If you want to compare L4S to SCE, do it properly.

Look at the big picture.  How many existing, RFC-compliant networks does each proposal break?  How many of the ones that do break are RFC-ignorant to begin with?  How severe is the breakage; does it violate the principle of effective congestion control, or merely degrade gracefully to a more basic level of functionality?

Look at the data produced by both sides, not just one, and question why one set appears to contradict the other set.  Is there a difference in the focus of each set of tests?  Are they looking for the optimistic scenario, as desired for marketing, or for the pessimistic scenario, as required for real engineering?

Look at the arguments being presented.  Do they invoke appeals to authority, or fall into the sunk cost fallacy?  Or are they trying desperately to function as a meritocracy in an environment that seems strangely hostile to that concept?

>> How does it behave for L4S, without changing the datacentre hardware?
> 
> I think for the L4S case, the point is that the sender would mark the
> packets as ECT(1), even shallow queues in the datacenter switch would
> be marked as CE, the receiver would reflect the CE information, and
> the sender would see the CE but would know that the queue might well
> be shallow, so would not necessarily cut its cwnd by 50% (Reno) or 30%
> (CUBIC), until/unless the CE marks were sustained/prevalent.

So basically, from your perspective, it's fine to discard the existing ECN deployment in favour of making everything run DCTCP.  You will ignore all requests to negotiate RFC-3168, and only respond affirmatively to AccECN.  Welcome to the brave new world of L4S.  Safe as helicopters.  I'm *so* glad I'm a Beta.

What do you do about all those flows which, denied the chance to run ECN, have fallen back to packet loss as a congestion signal?  You still have the same problem of coping with their AIMD behaviour, and their application latency is increased by approximately one RTT every time they have to retransmit one of those lost packets.  So much for the L4S promise of "ultra low latency for everyone".

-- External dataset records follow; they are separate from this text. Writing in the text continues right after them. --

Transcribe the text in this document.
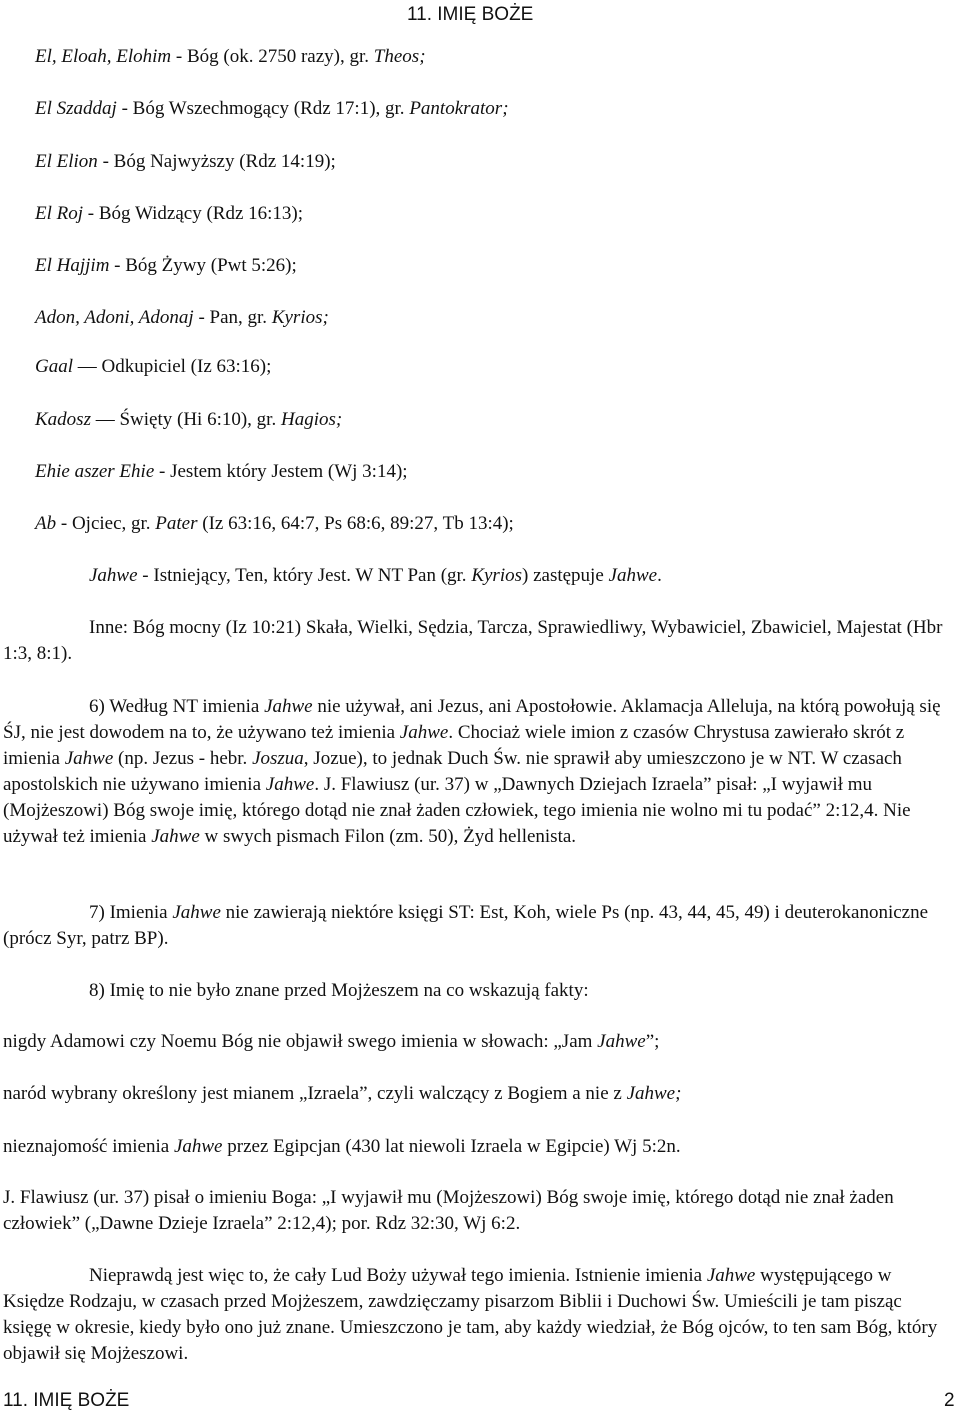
11. IMIĘ BOŻE
El, Eloah, Elohim - Bóg (ok. 2750 razy), gr. Theos;
El Szaddaj - Bóg Wszechmogący (Rdz 17:1), gr. Pantokrator;
El Elion - Bóg Najwyższy (Rdz 14:19);
El Roj - Bóg Widzący (Rdz 16:13);
El Hajjim - Bóg Żywy (Pwt 5:26);
Adon, Adoni, Adonaj - Pan, gr. Kyrios;
Gaal — Odkupiciel (Iz 63:16);
Kadosz — Święty (Hi 6:10), gr. Hagios;
Ehie aszer Ehie - Jestem który Jestem (Wj 3:14);
Ab - Ojciec, gr. Pater (Iz 63:16, 64:7, Ps 68:6, 89:27, Tb 13:4);
Jahwe - Istniejący, Ten, który Jest. W NT Pan (gr. Kyrios) zastępuje Jahwe.
Inne: Bóg mocny (Iz 10:21) Skała, Wielki, Sędzia, Tarcza, Sprawiedliwy, Wybawiciel, Zbawiciel, Majestat (Hbr 1:3, 8:1).
6) Według NT imienia Jahwe nie używał, ani Jezus, ani Apostołowie. Aklamacja Alleluja, na którą powołują się ŚJ, nie jest dowodem na to, że używano też imienia Jahwe. Chociaż wiele imion z czasów Chrystusa zawierało skrót z imienia Jahwe (np. Jezus - hebr. Joszua, Jozue), to jednak Duch Św. nie sprawił aby umieszczono je w NT. W czasach apostolskich nie używano imienia Jahwe. J. Flawiusz (ur. 37) w „Dawnych Dziejach Izraela” pisał: „I wyjawił mu (Mojżeszowi) Bóg swoje imię, którego dotąd nie znał żaden człowiek, tego imienia nie wolno mi tu podać” 2:12,4. Nie używał też imienia Jahwe w swych pismach Filon (zm. 50), Żyd hellenista.
7) Imienia Jahwe nie zawierają niektóre księgi ST: Est, Koh, wiele Ps (np. 43, 44, 45, 49) i deuterokanoniczne (prócz Syr, patrz BP).
8) Imię to nie było znane przed Mojżeszem na co wskazują fakty:
nigdy Adamowi czy Noemu Bóg nie objawił swego imienia w słowach: „Jam Jahwe”;
naród wybrany określony jest mianem „Izraela”, czyli walczący z Bogiem a nie z Jahwe;
nieznajomość imienia Jahwe przez Egipcjan (430 lat niewoli Izraela w Egipcie) Wj 5:2n.
J. Flawiusz (ur. 37) pisał o imieniu Boga: „I wyjawił mu (Mojżeszowi) Bóg swoje imię, którego dotąd nie znał żaden człowiek” („Dawne Dzieje Izraela” 2:12,4); por. Rdz 32:30, Wj 6:2.
Nieprawdą jest więc to, że cały Lud Boży używał tego imienia. Istnienie imienia Jahwe występującego w Księdze Rodzaju, w czasach przed Mojżeszem, zawdzięczamy pisarzom Biblii i Duchowi Św. Umieścili je tam pisząc księgę w okresie, kiedy było ono już znane. Umieszczono je tam, aby każdy wiedział, że Bóg ojców, to ten sam Bóg, który objawił się Mojżeszowi.
11. IMIĘ BOŻE	2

And what of everyone else who is already running, or thinking about deploying, AQMs and RFC-3168 ECN?  L4S throws a huge spanner into those works, which have taken twenty years to get moving to any appreciable degree.  Personally, I think the tipping point has been the development of AQM algorithms that are correctly configurable by mere mortals - a state of affairs to which I have contributed several years of my time.

There will be plenty of people who deliberately disable L4S support because their own network interacts badly with it - including everyone connecting over wifi.  I wonder what percentage of ordinary consumers even know what an Ethernet cable is?  SCE still offers reasonable performance to those users, and I'd be perfectly happy if they carried on using plain old ECN.  Any AQM at all is an improvement over a dumb, two-second-deep FIFO.

L4S still has too many problems - fundamental ones to which no robust solution has even been outlined - to commit the last ECN codepoint to.  I will freely admit that SCE also still needs work, but in some areas we are clearly ahead, and we make an effort to avoid over-promising.  We've had one year to get this far.  Given another year, what can we achieve?